= Kontradans =

Musical genre

Kontradans, or the French-Haitian Contredanse, is creolized dance music formed in the 18th century in the French colony of Saint-Domingue (Haiti) that evolved from the English contra dance, or (country dance), which eventually spread throughout the Caribbean, Louisiana, Europe and the rest of the New World from the Creoles of Saint-Domingue.

==History==
The "contredanse," the French-renamed country dance as indicated in a 1710 dance book called Recuil de Contredance, began in the English courts and was imported to Haiti via France (Brittany) through colonial rule and had been incorporated with African influences in Saint-Domingue.

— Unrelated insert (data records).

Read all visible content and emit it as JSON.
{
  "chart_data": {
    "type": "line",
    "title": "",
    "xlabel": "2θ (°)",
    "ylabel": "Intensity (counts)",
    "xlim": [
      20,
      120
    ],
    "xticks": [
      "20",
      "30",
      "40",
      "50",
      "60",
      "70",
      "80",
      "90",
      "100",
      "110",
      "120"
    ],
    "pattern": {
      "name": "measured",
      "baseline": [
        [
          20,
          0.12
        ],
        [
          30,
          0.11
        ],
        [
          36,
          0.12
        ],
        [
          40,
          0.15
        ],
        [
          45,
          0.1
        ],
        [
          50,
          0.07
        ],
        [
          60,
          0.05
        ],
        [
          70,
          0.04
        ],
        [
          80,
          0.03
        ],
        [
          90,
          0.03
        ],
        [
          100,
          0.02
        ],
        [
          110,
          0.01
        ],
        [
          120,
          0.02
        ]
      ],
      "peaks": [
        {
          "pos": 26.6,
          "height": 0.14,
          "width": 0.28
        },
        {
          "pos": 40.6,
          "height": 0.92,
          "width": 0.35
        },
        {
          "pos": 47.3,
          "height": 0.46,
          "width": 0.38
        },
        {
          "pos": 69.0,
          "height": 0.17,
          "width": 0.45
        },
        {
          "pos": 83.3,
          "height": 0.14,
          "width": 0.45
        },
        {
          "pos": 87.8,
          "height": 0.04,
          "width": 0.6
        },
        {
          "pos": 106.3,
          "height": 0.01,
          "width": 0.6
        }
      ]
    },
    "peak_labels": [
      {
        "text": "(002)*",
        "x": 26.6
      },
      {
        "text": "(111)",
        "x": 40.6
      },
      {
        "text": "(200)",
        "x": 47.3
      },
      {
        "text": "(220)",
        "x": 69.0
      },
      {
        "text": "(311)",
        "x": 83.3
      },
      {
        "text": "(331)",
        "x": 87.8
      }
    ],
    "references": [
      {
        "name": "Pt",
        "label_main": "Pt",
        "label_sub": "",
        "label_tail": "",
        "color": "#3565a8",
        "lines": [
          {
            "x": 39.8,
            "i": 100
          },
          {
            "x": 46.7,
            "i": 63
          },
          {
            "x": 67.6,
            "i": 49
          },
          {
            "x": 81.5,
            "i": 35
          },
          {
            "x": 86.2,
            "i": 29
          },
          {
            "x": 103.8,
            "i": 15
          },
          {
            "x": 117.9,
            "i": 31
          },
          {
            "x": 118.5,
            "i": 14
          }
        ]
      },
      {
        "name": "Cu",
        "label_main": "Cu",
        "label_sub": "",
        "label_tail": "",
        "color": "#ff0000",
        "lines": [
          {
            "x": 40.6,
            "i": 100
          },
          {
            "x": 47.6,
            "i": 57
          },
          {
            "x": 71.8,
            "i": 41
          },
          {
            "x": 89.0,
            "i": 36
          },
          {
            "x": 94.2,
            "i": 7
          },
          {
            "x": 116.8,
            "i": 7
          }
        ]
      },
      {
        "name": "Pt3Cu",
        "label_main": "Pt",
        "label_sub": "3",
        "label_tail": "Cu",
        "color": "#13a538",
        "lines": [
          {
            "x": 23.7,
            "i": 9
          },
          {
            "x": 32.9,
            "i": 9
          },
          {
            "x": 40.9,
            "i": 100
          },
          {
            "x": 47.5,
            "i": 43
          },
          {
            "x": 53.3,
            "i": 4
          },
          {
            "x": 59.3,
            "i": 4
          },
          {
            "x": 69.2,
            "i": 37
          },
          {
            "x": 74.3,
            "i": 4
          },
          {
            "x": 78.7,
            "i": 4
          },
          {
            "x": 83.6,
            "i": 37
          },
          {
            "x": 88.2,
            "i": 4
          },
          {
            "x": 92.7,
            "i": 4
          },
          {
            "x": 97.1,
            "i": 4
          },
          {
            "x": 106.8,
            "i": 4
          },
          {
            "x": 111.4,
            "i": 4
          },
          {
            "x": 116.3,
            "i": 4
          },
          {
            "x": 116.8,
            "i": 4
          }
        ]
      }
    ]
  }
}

Contredanse flourished as it took on this creolized form establishing strong traditions in Haiti that would later influence variant forms throughout the Caribbean.

==Origins==
The usage of the drums, poetic song, antiphonal song form, and imitations of the colonial elite dance were the elements that had already begun to transform the contredanse.

==Evolution==
A broad group of Saint-Domingue planters, along with their slaves that fled the Haitian Revolution resettled in the old Providence of Oriente in eastern Cuba, that began coffee production around the cities of Santiago and Guantanamo. This settlement provided an impetus of musical activities in those eastern areas. So, this creolized version of contredanse imported from Haiti would fuse with and reinforce the criolla over the next couple of decades. Rhythmic styles such as the tango, habanera, and the cinquillo became dominant patterns as new emerging styles and led to the development of the contradanza, and later in 1879, the danzón; a couples dance and is regarded as the first truly national dance genre of Cuba.

==Méringue==
A five-note musical figure called quintolet (cinquillo in Cuba and the rest of the Spanish speaking Caribbean), became a chief feature to the kontradans and would figure prominently into the Haitian folk dance music called méringue (a whipped egg and sugar confection popular in 18th century France), presumably because it captured the essence of the light nature of the dance where one gracefully shifts their weight between feet in a very fluid movement, animating the final section of the Haitian kontradans.